Step 4: Therefore, choice A is correct as it aligns with the typical presentation of serous otitis media in the context of age.
Summary: Choice B is incorrect as there is no indication for temporary mobility restriction. Choice C is incorrect as serous otitis media does not typically warrant assessment for nasopharyngeal cancer. Choice D is incorrect as blood cultures are not typically indicated for serous otitis media.

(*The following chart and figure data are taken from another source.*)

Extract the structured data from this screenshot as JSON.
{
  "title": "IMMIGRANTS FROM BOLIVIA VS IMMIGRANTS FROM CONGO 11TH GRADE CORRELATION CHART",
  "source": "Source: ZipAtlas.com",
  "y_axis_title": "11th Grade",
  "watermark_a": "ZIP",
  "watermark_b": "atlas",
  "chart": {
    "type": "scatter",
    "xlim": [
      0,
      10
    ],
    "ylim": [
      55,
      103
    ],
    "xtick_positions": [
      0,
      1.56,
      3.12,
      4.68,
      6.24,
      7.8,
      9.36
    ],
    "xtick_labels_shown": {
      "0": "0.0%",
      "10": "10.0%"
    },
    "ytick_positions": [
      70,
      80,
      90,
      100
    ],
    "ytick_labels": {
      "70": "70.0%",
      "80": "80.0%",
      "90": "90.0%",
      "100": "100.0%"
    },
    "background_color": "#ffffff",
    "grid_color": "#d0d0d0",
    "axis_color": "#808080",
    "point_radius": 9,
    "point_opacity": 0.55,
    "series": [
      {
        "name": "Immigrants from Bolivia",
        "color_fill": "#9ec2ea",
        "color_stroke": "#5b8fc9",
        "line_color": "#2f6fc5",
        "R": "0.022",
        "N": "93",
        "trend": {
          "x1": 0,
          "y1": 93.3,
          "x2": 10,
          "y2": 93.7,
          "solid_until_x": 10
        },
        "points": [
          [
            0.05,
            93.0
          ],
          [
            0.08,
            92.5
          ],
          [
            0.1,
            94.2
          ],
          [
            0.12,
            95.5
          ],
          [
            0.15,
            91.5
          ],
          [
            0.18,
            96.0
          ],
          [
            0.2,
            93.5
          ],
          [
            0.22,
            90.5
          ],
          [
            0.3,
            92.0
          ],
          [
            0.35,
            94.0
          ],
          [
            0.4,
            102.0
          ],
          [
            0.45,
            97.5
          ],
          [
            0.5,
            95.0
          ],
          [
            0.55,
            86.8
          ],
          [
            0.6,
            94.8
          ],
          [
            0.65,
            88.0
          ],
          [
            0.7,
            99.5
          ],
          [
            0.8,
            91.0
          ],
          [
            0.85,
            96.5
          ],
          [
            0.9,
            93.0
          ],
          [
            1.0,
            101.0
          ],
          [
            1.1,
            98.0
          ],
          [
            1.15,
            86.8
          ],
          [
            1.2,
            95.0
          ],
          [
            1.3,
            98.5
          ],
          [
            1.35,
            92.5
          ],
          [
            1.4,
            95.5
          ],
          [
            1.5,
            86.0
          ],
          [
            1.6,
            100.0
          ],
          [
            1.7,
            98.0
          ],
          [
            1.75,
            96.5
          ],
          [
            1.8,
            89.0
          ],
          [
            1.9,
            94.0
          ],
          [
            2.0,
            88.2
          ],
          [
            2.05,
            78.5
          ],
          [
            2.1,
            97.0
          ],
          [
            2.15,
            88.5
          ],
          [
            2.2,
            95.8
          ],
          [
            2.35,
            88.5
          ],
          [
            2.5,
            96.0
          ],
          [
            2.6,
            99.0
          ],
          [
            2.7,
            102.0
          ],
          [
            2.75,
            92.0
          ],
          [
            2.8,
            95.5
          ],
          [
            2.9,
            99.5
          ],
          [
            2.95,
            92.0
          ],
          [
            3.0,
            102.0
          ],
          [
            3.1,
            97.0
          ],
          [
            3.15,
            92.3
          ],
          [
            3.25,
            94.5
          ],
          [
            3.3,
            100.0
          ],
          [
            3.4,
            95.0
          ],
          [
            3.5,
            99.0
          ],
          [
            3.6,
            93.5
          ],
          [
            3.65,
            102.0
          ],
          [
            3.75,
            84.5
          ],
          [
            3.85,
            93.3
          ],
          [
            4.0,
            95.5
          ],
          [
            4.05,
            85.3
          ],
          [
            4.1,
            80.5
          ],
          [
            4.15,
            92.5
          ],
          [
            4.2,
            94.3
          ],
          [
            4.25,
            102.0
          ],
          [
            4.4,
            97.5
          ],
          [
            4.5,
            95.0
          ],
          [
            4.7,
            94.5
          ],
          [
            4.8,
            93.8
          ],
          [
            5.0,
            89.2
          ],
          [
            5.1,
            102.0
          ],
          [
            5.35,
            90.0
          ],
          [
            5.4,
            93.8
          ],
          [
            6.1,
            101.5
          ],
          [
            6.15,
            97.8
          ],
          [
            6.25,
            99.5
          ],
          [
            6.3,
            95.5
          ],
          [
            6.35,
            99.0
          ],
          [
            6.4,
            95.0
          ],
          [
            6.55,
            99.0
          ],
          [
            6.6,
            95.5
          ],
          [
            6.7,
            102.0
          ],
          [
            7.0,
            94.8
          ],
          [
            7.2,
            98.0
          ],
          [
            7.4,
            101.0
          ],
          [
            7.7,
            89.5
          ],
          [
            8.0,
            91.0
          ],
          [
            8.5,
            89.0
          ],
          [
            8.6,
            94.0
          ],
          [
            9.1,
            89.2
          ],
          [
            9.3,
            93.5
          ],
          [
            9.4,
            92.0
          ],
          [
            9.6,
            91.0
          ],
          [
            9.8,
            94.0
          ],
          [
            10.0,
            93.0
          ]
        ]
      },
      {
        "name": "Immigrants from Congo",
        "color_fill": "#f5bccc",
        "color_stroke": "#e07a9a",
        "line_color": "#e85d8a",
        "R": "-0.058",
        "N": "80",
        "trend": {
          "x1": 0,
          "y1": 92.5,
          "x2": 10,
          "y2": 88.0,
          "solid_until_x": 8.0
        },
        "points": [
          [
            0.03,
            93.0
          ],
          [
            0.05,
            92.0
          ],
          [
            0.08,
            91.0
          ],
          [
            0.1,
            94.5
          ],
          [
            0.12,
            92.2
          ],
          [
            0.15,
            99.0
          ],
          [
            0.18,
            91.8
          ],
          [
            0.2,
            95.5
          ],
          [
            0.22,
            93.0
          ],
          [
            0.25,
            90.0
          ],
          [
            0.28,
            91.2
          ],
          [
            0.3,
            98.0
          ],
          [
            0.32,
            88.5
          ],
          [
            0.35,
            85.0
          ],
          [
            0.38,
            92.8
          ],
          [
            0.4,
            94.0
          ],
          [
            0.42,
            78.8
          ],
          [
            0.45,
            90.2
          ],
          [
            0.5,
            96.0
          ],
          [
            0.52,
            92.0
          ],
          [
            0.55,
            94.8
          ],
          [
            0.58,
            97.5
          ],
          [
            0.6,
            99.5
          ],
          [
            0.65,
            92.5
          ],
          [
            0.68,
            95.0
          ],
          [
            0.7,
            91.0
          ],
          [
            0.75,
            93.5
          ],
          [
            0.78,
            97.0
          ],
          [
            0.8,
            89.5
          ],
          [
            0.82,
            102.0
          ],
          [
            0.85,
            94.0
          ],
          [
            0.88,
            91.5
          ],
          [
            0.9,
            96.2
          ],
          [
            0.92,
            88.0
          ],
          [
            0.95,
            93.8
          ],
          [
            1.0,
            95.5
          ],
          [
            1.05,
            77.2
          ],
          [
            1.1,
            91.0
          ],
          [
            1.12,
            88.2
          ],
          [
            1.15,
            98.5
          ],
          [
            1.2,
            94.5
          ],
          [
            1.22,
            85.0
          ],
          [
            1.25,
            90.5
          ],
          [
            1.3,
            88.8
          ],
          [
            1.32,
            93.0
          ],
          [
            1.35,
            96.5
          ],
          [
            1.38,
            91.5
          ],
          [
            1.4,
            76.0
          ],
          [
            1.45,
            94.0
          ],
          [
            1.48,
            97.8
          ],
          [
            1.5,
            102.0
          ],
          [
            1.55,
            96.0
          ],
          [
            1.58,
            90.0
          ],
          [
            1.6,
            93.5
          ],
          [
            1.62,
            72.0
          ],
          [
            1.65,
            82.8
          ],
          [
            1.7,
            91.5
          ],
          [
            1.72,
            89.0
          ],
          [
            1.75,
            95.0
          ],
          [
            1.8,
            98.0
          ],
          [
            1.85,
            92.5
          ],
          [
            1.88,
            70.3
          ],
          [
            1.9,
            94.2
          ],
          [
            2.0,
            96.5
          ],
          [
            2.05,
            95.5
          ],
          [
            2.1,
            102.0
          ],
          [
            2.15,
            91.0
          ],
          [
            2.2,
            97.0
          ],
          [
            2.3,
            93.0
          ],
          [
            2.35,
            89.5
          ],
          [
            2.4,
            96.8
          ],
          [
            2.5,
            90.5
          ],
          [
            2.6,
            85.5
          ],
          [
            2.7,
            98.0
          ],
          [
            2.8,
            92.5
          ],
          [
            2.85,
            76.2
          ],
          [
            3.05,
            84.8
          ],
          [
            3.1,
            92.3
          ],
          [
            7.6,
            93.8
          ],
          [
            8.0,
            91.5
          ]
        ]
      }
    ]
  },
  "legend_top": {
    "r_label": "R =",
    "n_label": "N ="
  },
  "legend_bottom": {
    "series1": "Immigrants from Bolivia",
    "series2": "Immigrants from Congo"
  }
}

A patient, brought to the clinic by his wife and son, is diagnosed with Huntington disease. When providing anticipatory guidance, the nurse should address the future possibility of what effect of Huntington disease?
- A. Metastasis
- B. Risk for stroke
- C. Emotional and personality changes
- D. Pathologic bone fractures
Correct Answer: C
Rationale: The correct answer is C: Emotional and personality changes. In Huntington disease, neurodegeneration affects the brain, leading to changes in behavior, emotions, and personality. These changes are characteristic of the disease progression. Metastasis (A) refers to the spread of cancer, which is not associated with Huntington disease. Risk for stroke (B) is not a typical manifestation of Huntington disease. Pathologic bone fractures (D) are not directly related to the primary symptoms of Huntington disease. Thus, addressing emotional and personality changes is crucial in providing anticipatory guidance for individuals with Huntington disease.